Neues Sakramentsverständnis oder Dauerkrise der Kirche?#

Von

Theodor Gams

Aus: Gedanken zu Glaube und Zeit Nr. 117/2014


Die folgenden Überlegungen zum kirchlichen (Weihe-)Amt beziehen sich vorwiegend auf das priesterliche, da dieses im Leben der Kirche vor Ort das wichtigste darstellt. Hingegen dient das Amt des Bischofs vorwiegend der Erhaltung der gesamtkirchlichen Struktur und das des Diakons ist nicht selten durch liturgischen Dienst und Funktionen eines „Ersatzpriesters“ stark geprägt. Das Wort von der Dauerkrise scheint gerechtfertigt angesichts der Feststellung von Walter Kasper, dass schon 1969, bei der Einberufung der gemeinsamen Synode der Bistümer in der BRD, die Kirche in einer schweren Autoritätskrise und einer solchen betreffend das Verständnis des kirchlichen Amtes stand[1].

Eine sazerdotale Funktion des Priesters ist nicht gerechtfertigt#

1. Jesus Christus wird in keinem der Evangelien als Priester bezeichnet, und für den Verfasser des Hebräerbriefes stellt Christus das Ende des jüdischen Priesteramtes und seines Kultes dar.
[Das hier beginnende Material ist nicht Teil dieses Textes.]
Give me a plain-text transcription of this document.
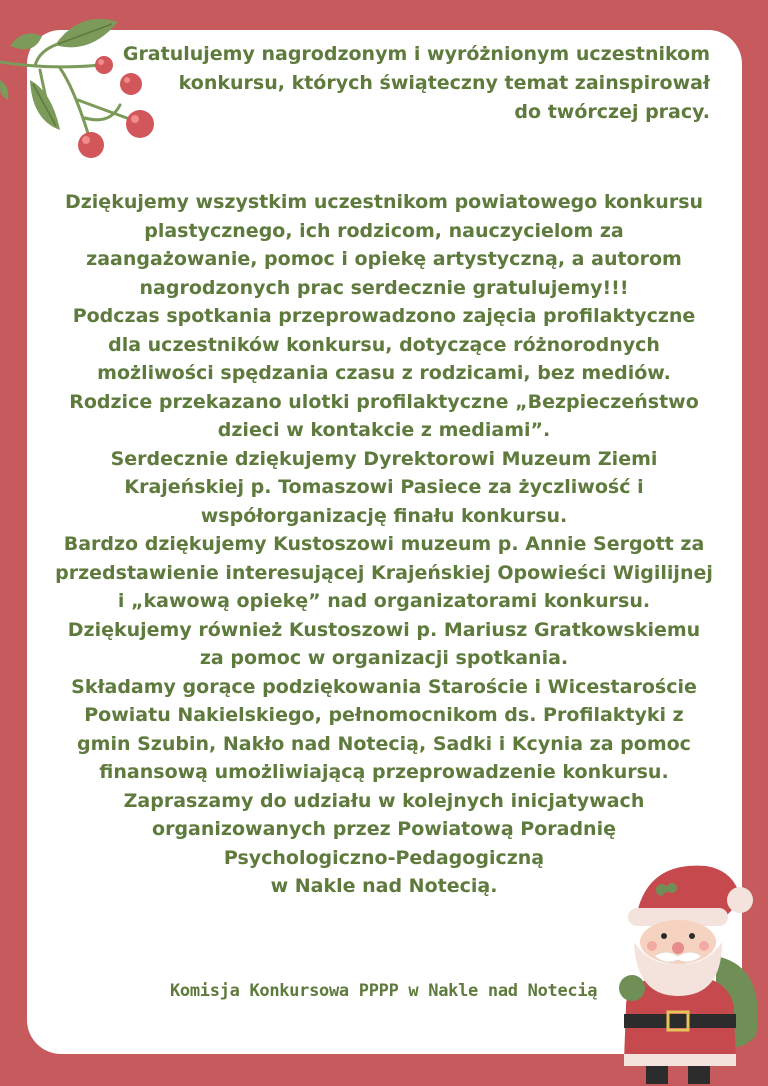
Gratulujemy nagrodzonym i wyróżnionym uczestnikom
konkursu, których świąteczny temat zainspirował
do twórczej pracy.

Dziękujemy wszystkim uczestnikom powiatowego konkursu
plastycznego, ich rodzicom, nauczycielom za
zaangażowanie, pomoc i opiekę artystyczną, a autorom
nagrodzonych prac serdecznie gratulujemy!!!
Podczas spotkania przeprowadzono zajęcia profilaktyczne
dla uczestników konkursu, dotyczące różnorodnych
możliwości spędzania czasu z rodzicami, bez mediów.
Rodzice przekazano ulotki profilaktyczne „Bezpieczeństwo
dzieci w kontakcie z mediami”.
Serdecznie dziękujemy Dyrektorowi Muzeum Ziemi
Krajeńskiej p. Tomaszowi Pasiece za życzliwość i
współorganizację finału konkursu.
Bardzo dziękujemy Kustoszowi muzeum p. Annie Sergott za
przedstawienie interesującej Krajeńskiej Opowieści Wigilijnej
i „kawową opiekę” nad organizatorami konkursu.
Dziękujemy również Kustoszowi p. Mariusz Gratkowskiemu
za pomoc w organizacji spotkania.
Składamy gorące podziękowania Staroście i Wicestaroście
Powiatu Nakielskiego, pełnomocnikom ds. Profilaktyki z
gmin Szubin, Nakło nad Notecią, Sadki i Kcynia za pomoc
finansową umożliwiającą przeprowadzenie konkursu.
Zapraszamy do udziału w kolejnych inicjatywach
organizowanych przez Powiatową Poradnię
Psychologiczno-Pedagogiczną
w Nakle nad Notecią.

Komisja Konkursowa PPPP w Nakle nad Notecią
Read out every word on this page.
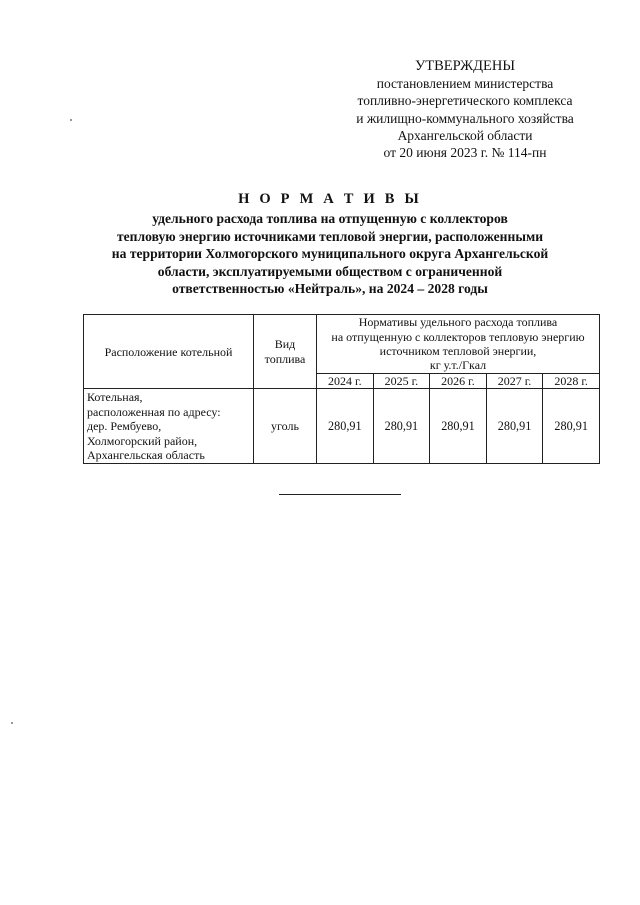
УТВЕРЖДЕНЫ
постановлением министерства
топливно-энергетического комплекса
и жилищно-коммунального хозяйства
Архангельской области
от 20 июня 2023 г. № 114-пн
Н О Р М А Т И В Ы
удельного расхода топлива на отпущенную с коллекторов
тепловую энергию источниками тепловой энергии, расположенными
на территории Холмогорского муниципального округа Архангельской
области, эксплуатируемыми обществом с ограниченной
ответственностью «Нейтраль», на 2024 – 2028 годы
Расположение котельной	Вид топлива	Нормативы удельного расхода топлива
на отпущенную с коллекторов тепловую энергию
источником тепловой энергии,
кг у.т./Гкал				

		2024 г.	2025 г.	2026 г.	2027 г.	2028 г.

Котельная,
расположенная по адресу:
дер. Рембуево,
Холмогорский район,
Архангельская область	уголь	280,91	280,91	280,91	280,91	280,91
Eine sazerdotale Funktion des Priesters ist daher nicht gerechtfertigt.

2. Wenn sich Kirche als „Ursakrament“, als Mittel zum Heil für das Leben der Menschen in der Nachfolge Jesu versteht, der sein Leben in den Dienst am Menschen stellte, dann muss insbesondere das kirchliche Amt in dieser Nachfolge stehen. Es muss „Sitz im Leben“ der Menschen von heute haben, ebenso im Heute inkarniert sein, wie dies auf Jesu Leben zutraf. Dies aber fordert Kirche heraus, alle Entwicklungen und Veränderungen im Bereich von Natur- und Geisteswissenschaften sowie Sozialstrukturen zu beachten, um ihre Lehre und ihre Struktur an die jeweiligen Bedürfnisse der Menschen unserer Zeit ausrichten zu können.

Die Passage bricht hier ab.